Do you do a word of the year? Everyone should. It gives you a target to aim for. It gives you some clarity. Especially if you, like me, tend to put way too much on yourself. Having a word of the year puts things in perspective. What’s the most important thing to do today? Well, what’s my word of the year? Whatever goes toward that, that’s what I do.

In 2019, my word of the year was brave. I was required to be brave for a lot of things in my personal life. There have been some health issues going on, and the whole year’s been a bit of a mess. But I also decided I wanted to be brave about other things. I decided to be brave enough to talk about leaving the Mormon church and converting to Unitarianism. I talked about things going on in the world that were upsetting me. And I had to be brave enough to end my first trilogy and move on to something new. 

It also lead me to apply for a critic job at Horror HTML. By the way, I’m doing five reviews a month over there, if you’re a horror fan. 

Brave was a great word for 2019. But every year is a new chapter and requires new things of us. So for 2020, my word of the year is Foundation.

Here’s what that means to me. As I said, I’m creeping into my mid-thirties now, and I sure as hell don’t want to be in bad shape health-wise when I get older. I also have this bold, audacious dream of buying an RV and traveling around America selling my books and working as a freelance writer. And I want to do it by 2029. So, what I need to do this year is to build a foundation of good health and habits that will allow me to do that.

I need to build a foundation of good eating and exercise habits.

I need to build a foundation of good spending habits.

I need to build a foundation for a more serious writing career. 

I need to build a foundation of minimalism to fit my life into an RV.

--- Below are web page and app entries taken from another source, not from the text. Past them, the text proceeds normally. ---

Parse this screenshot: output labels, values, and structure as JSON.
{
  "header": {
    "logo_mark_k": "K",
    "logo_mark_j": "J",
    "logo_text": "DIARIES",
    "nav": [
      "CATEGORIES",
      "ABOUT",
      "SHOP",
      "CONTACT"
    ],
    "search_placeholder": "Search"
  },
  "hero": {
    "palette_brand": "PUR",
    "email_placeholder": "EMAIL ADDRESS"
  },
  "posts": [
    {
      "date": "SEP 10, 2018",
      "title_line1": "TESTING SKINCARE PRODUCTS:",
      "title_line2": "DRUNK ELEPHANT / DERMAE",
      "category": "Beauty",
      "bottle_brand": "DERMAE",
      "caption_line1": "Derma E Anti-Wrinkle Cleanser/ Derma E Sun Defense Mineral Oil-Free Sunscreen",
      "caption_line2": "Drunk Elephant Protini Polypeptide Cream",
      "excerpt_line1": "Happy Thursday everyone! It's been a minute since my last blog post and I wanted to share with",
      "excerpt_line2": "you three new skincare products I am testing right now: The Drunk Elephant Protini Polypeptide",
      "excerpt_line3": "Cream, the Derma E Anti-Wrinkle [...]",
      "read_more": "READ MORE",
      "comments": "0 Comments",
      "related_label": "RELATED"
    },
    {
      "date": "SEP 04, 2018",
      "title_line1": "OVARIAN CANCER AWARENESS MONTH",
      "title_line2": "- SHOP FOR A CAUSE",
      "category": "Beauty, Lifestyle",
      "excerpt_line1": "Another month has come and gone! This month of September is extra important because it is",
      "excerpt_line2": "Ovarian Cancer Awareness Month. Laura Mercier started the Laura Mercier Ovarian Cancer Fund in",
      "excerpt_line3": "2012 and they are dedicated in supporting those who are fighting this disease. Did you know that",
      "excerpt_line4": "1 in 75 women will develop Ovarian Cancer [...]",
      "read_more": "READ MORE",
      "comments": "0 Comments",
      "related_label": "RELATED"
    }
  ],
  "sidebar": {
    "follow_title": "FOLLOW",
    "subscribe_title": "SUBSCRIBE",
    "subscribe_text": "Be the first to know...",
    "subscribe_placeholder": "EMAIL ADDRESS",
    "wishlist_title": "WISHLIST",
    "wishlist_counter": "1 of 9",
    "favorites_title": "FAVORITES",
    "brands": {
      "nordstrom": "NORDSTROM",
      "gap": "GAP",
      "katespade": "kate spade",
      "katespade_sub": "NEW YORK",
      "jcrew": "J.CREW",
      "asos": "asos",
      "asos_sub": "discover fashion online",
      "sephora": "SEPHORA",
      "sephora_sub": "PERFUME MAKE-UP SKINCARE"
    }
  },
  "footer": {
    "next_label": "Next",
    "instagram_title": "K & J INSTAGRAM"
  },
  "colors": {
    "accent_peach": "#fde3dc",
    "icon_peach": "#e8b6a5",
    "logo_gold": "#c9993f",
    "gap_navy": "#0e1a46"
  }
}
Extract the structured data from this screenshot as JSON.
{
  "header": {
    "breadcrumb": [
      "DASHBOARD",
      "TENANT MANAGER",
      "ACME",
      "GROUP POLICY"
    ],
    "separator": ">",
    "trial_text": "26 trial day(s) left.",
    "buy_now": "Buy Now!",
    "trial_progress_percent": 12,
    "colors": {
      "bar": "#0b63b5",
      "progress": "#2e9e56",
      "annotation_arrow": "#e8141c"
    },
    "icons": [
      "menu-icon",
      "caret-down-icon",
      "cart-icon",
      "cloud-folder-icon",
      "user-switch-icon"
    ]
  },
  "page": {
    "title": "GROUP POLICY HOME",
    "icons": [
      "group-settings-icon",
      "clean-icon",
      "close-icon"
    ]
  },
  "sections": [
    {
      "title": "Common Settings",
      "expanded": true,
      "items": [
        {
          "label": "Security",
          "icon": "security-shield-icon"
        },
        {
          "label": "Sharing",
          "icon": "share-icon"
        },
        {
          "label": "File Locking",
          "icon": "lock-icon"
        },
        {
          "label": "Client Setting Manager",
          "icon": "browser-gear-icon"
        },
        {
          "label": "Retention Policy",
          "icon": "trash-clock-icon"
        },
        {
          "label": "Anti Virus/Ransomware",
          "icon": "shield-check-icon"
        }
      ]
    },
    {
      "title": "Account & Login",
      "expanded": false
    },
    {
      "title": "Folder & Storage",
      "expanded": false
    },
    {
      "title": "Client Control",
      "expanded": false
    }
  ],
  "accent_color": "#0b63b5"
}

I don’t know if I can get healthy in a year. I think I can. I don’t think I’ll be making quit my day job writing money in a year. And I’m sure I can’t go through a lifetime of physical and emotional clutter to leave a lot of things behind. Well, maybe I could leave all the physical things behind. But I’ve got to not collect more things after that. That’s the tricky part. 

So that’s the plan. Build a strong foundation that will lead me to where I want to be in ten years. It’s a little crazy and super scary. But a year of being brave brought me to a better place. Let’s see what a year of building a foundation for the rest of my life can take me.